I have to admit I have a hard time understanding how he comes out of this in a month feeling good about this. My own advice may be too late to help at this point. Perhaps if he'd tried my "Erin's Day" technique instead of "Friends With Benefits" two years ago to spice things up, it'd be different. Maybe not. I disagree that it's the sex causing this. There was something lacking in the relationship they tried fixing by FWB. It only seemed to compound the problem. Now she seems to be trying to fix it by hiding out at a friend's house. I really feel bad for the kids in this. At this point if I were in his shoes I'd base every decision going forward only on what's truly good for them. Will they be happy if mommy and daddy aren't talking? Is it ok for them if mommy vanishes at times? Think about how they perceive things now, and how they'll perceive things a year or five years from now. If it seems likely it'll be just as hopeless then as it is now, it's time to do something. It's the responsibility of any good parent to do what they can to give the best lives possible to their kids.

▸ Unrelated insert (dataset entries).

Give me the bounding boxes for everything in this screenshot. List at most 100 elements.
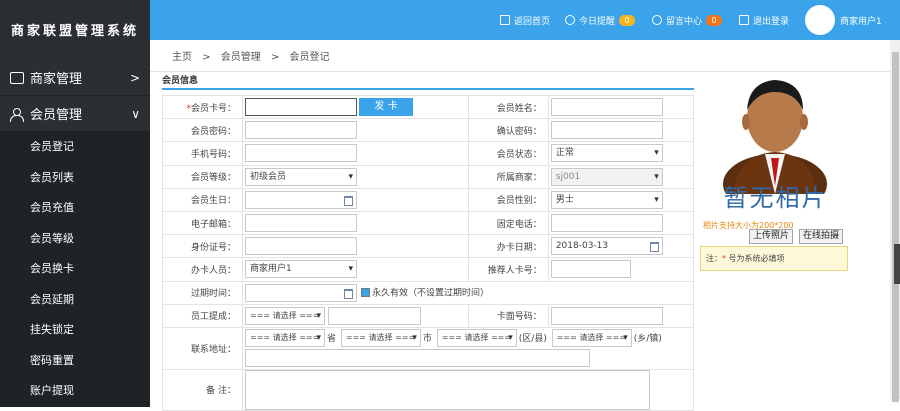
scrollbar-thumb[interactable] — [892, 52, 899, 402]
level-label: 会员等级： — [162, 164, 243, 189]
messages-count-badge: 0 — [706, 14, 723, 26]
province-select[interactable]: === 请选择 === — [245, 329, 325, 348]
town-unit: (乡/镇) — [633, 333, 662, 344]
issue-card-button[interactable]: 发 卡 — [359, 98, 413, 117]
sidebar-item-register[interactable]: 会员登记 — [0, 132, 150, 163]
home-icon — [500, 15, 510, 25]
permanent-checkbox[interactable] — [361, 288, 370, 298]
sidebar-item-password-reset[interactable]: 密码重置 — [0, 346, 150, 377]
chat-icon — [565, 15, 575, 25]
gender-label: 会员性别： — [467, 187, 549, 212]
birthday-input[interactable] — [245, 190, 357, 209]
page-scrollbar[interactable] — [890, 40, 900, 402]
operator-label: 办卡人员： — [162, 257, 243, 282]
email-cell — [242, 210, 469, 236]
breadcrumb-home[interactable]: 主页 — [172, 52, 192, 63]
id-label: 身份证号： — [162, 234, 243, 259]
sidebar-item-change-card[interactable]: 会员换卡 — [0, 254, 150, 285]
photo-placeholder: 暂无相片 — [703, 74, 848, 219]
city-select[interactable]: === 请选择 === — [340, 329, 421, 348]
issue-date-input[interactable]: 2018-03-13 — [550, 237, 663, 256]
today-reminder-link[interactable]: 今日提醒 0 — [565, 0, 636, 40]
remark-textarea[interactable] — [245, 369, 650, 410]
phone-cell — [242, 141, 469, 166]
email-input[interactable] — [245, 214, 357, 233]
brand-title: 商家联盟管理系统 — [10, 24, 139, 39]
sidebar-item-level[interactable]: 会员等级 — [0, 224, 150, 255]
message-center-link[interactable]: 留言中心 0 — [652, 0, 723, 40]
district-select[interactable]: === 请选择 === — [436, 329, 517, 348]
home-link[interactable]: 返回首页 — [500, 0, 550, 40]
card-face-input[interactable] — [550, 306, 663, 325]
topbar: 返回首页 今日提醒 0 留言中心 0 退出登录 商家用户1 — [150, 0, 900, 40]
address-label: 联系地址： — [162, 326, 243, 370]
chevron-down-icon: ∨ — [131, 106, 140, 121]
gender-cell: 男士 — [547, 187, 695, 212]
note-text: 号为系统必填项 — [726, 254, 785, 263]
today-label: 今日提醒 — [579, 16, 616, 27]
password-input[interactable] — [245, 121, 357, 140]
phone-label: 手机号码： — [162, 141, 243, 166]
issue-date-label: 办卡日期： — [467, 234, 549, 259]
email-label: 电子邮箱： — [162, 210, 243, 236]
remark-label: 备 注： — [162, 368, 243, 411]
merchant-select[interactable]: sj001 — [550, 167, 663, 186]
referrer-cell — [547, 257, 695, 282]
address-cell: === 请选择 ===省 === 请选择 ===市 === 请选择 ===(区/… — [242, 326, 694, 370]
sidebar-group-label: 商家管理 — [30, 72, 83, 87]
commission-label: 员工提成： — [162, 303, 243, 328]
avatar-illustration — [723, 80, 827, 214]
town-select[interactable]: === 请选择 === — [551, 329, 632, 348]
address-detail-input[interactable] — [245, 349, 590, 368]
name-input[interactable] — [550, 98, 663, 117]
required-note: 注：* 号为系统必填项 — [700, 246, 848, 271]
expire-cell: 永久有效（不设置过期时间） — [242, 280, 694, 305]
level-select[interactable]: 初级会员 — [245, 167, 357, 186]
card-no-input[interactable] — [245, 98, 357, 117]
tel-cell — [547, 210, 695, 236]
expire-input[interactable] — [245, 283, 357, 302]
confirm-password-input[interactable] — [550, 121, 663, 140]
operator-cell: 商家用户1 — [242, 257, 469, 282]
merchant-label: 所属商家： — [467, 164, 549, 189]
avatar[interactable] — [805, 5, 835, 35]
referrer-input[interactable] — [550, 260, 631, 279]
online-capture-button[interactable]: 在线拍摄 — [799, 229, 844, 244]
logout-link[interactable]: 退出登录 — [739, 0, 789, 40]
commission-select[interactable]: === 请选择 === — [245, 306, 325, 325]
sidebar-item-lock[interactable]: 挂失锁定 — [0, 315, 150, 346]
password-cell — [242, 118, 469, 143]
user-name[interactable]: 商家用户1 — [840, 0, 882, 40]
operator-select[interactable]: 商家用户1 — [245, 260, 357, 279]
bell-icon — [652, 15, 662, 25]
tel-label: 固定电话： — [467, 210, 549, 236]
member-form: *会员卡号： 发 卡 会员姓名： 会员密码： 确认密码： 手机号码： 会员状态：… — [162, 94, 695, 411]
sidebar-item-list[interactable]: 会员列表 — [0, 163, 150, 194]
sidebar-submenu: 会员登记 会员列表 会员充值 会员等级 会员换卡 会员延期 挂失锁定 密码重置 … — [0, 132, 150, 407]
birthday-label: 会员生日： — [162, 187, 243, 212]
breadcrumb-current: 会员登记 — [289, 52, 330, 63]
sidebar-item-extend[interactable]: 会员延期 — [0, 285, 150, 316]
sidebar-group-member[interactable]: 会员管理 ∨ — [0, 96, 150, 132]
side-panel-tab[interactable] — [894, 244, 900, 284]
card-face-cell — [547, 303, 695, 328]
commission-input[interactable] — [327, 306, 421, 325]
city-unit: 市 — [422, 333, 432, 344]
sidebar-item-withdraw[interactable]: 账户提现 — [0, 376, 150, 407]
id-input[interactable] — [245, 237, 357, 256]
no-photo-text: 暂无相片 — [723, 184, 828, 212]
commission-cell: === 请选择 === — [242, 303, 469, 328]
phone-input[interactable] — [245, 144, 357, 163]
section-title: 会员信息 — [162, 74, 694, 90]
status-select[interactable]: 正常 — [550, 144, 663, 163]
sidebar-item-recharge[interactable]: 会员充值 — [0, 193, 150, 224]
gender-select[interactable]: 男士 — [550, 190, 663, 209]
logout-icon — [739, 15, 749, 25]
province-unit: 省 — [327, 333, 337, 344]
home-label: 返回首页 — [514, 16, 551, 27]
upload-photo-button[interactable]: 上传照片 — [749, 229, 794, 244]
confirm-password-cell — [547, 118, 695, 143]
breadcrumb-member[interactable]: 会员管理 — [221, 52, 261, 63]
sidebar-group-merchant[interactable]: 商家管理 > — [0, 60, 150, 96]
tel-input[interactable] — [550, 214, 663, 233]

Hmm... very sad thing and I'm sure I don't have enough info to respond properly, but here's what I'd do: 1. Mail it in with the wife. She is gone, emotionally. 2. Figure out what you want now. Do you want sex? Do you want a woman who actually wants to spend time with you and/or has the same interests? Really think about what you want so you can figure out how to get there. 3. Exercise. Maybe you already do that, but try to get in better shape than whatever you are. It will make you feel better and it will give you more confidence (with women and everything). 4. Figure out how to disengage from her. Make sure that the kids are going to be taken care of one way or the other, of course, but you deserve more from your mate--and in your life--than you're getting now. Ed O.